Mar 23, 2017 12:06:31 PM (7 years ago)

Author:

beidson@apple.com

Message:

WebSQL databases should not openable in private browsing.
<rdar://problem/30383335> and ​https://bugs.webkit.org/show_bug.cgi?id=170013

Reviewed by Alex Christensen.

Source/WebCore:

Test: storage/websql/private-browsing-open-disabled.html

• Modules/webdatabase/DatabaseManager.cpp:

(WebCore::DatabaseManager::openDatabaseBackend):
(WebCore::DatabaseManager::tryToOpenDatabaseBackend): Throw an exception if in private browsing.

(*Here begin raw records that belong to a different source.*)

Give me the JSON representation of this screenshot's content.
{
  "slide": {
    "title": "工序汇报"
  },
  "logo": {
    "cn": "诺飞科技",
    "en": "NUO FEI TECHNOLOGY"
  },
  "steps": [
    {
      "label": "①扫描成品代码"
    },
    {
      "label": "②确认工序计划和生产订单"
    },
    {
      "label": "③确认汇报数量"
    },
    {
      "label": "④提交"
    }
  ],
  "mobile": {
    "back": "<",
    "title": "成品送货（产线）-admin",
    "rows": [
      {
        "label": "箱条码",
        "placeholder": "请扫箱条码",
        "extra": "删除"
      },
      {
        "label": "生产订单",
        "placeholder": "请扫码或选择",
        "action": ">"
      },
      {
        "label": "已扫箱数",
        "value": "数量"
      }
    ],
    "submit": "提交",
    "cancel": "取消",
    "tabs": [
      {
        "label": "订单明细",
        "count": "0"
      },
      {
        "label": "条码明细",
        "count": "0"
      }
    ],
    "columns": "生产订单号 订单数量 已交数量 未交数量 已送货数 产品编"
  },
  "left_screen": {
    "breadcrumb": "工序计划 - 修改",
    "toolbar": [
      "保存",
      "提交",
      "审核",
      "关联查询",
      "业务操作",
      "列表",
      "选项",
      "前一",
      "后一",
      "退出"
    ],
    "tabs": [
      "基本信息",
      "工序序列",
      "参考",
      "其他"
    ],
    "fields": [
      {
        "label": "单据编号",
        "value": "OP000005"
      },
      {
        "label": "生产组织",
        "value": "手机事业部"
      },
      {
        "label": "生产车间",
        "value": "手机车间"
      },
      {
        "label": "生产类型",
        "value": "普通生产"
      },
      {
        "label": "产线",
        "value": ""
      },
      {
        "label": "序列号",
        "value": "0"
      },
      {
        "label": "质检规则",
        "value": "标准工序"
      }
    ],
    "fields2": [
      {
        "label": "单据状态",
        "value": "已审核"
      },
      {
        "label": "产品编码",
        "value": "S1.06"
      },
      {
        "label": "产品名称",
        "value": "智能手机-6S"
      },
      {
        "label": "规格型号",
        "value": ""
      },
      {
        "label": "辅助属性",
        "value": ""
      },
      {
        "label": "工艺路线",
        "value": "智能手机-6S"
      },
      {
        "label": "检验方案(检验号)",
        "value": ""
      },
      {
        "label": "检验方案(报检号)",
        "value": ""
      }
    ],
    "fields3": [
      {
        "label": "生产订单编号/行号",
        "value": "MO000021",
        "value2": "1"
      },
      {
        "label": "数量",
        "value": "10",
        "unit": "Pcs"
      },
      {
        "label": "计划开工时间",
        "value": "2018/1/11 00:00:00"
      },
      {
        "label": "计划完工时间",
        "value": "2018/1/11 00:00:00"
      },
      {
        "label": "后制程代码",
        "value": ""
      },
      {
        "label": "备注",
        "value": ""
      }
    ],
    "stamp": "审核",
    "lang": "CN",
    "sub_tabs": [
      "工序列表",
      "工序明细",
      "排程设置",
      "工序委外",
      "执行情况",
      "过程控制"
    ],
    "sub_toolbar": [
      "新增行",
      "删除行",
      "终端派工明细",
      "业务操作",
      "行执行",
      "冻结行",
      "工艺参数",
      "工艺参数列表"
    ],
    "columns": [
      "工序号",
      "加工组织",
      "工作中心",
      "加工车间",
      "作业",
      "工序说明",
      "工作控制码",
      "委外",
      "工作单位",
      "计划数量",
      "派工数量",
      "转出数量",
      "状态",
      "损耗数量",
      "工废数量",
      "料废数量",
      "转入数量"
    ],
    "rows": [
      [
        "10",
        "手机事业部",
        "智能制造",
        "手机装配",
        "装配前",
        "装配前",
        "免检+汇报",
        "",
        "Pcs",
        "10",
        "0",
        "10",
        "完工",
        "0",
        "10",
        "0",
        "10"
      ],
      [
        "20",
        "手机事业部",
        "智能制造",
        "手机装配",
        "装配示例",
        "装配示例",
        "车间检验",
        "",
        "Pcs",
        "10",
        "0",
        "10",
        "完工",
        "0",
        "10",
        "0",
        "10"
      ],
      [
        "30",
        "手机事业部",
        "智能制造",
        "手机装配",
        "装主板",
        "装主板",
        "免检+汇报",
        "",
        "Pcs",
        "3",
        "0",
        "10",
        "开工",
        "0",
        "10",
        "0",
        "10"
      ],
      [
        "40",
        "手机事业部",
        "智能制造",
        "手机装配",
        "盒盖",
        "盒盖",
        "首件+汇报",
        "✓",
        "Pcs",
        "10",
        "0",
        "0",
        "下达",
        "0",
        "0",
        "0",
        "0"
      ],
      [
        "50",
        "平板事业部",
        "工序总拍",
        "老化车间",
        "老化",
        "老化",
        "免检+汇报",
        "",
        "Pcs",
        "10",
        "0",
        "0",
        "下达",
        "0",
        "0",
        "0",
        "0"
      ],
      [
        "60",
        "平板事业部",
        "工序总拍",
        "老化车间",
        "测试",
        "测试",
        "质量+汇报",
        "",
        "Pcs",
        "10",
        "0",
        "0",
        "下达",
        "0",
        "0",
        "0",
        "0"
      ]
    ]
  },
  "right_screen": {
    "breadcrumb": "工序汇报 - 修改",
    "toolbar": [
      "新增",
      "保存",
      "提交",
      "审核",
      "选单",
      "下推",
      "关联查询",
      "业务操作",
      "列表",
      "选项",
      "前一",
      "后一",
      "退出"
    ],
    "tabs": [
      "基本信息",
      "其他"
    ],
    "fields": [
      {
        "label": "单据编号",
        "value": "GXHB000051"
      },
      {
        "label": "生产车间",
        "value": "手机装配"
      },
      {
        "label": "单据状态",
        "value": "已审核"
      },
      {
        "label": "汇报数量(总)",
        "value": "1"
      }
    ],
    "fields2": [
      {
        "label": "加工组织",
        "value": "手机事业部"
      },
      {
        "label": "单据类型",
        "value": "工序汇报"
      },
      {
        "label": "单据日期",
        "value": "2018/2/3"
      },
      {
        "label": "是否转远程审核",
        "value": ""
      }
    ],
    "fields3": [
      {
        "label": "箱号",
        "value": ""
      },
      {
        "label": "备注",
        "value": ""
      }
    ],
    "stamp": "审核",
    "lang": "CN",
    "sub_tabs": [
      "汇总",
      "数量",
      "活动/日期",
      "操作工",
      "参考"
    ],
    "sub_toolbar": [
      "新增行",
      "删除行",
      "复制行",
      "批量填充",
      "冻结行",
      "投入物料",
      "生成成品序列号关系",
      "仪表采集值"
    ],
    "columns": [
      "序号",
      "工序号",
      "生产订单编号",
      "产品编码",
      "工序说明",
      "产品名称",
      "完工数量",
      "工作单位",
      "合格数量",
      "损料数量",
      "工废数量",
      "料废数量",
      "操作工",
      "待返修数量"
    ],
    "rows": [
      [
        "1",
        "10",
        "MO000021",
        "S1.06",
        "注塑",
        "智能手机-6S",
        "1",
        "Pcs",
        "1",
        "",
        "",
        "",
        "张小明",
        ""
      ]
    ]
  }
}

• Modules/webdatabase/DatabaseManager.h:

LayoutTests:

• storage/websql/private-browsing-open-disabled-expected.txt: Added.
• storage/websql/private-browsing-open-disabled.html: Added.

Location:

trunk

Files:

• LayoutTests/ChangeLog (modified) (1 diff)
• LayoutTests/storage/websql/private-browsing-open-disabled-expected.txt (added)
• LayoutTests/storage/websql/private-browsing-open-disabled.html (added)
• Source/WebCore/ChangeLog (modified) (1 diff)
• Source/WebCore/Modules/webdatabase/DatabaseManager.cpp (modified) (4 diffs)
• Source/WebCore/Modules/webdatabase/DatabaseManager.h (modified) (1 diff)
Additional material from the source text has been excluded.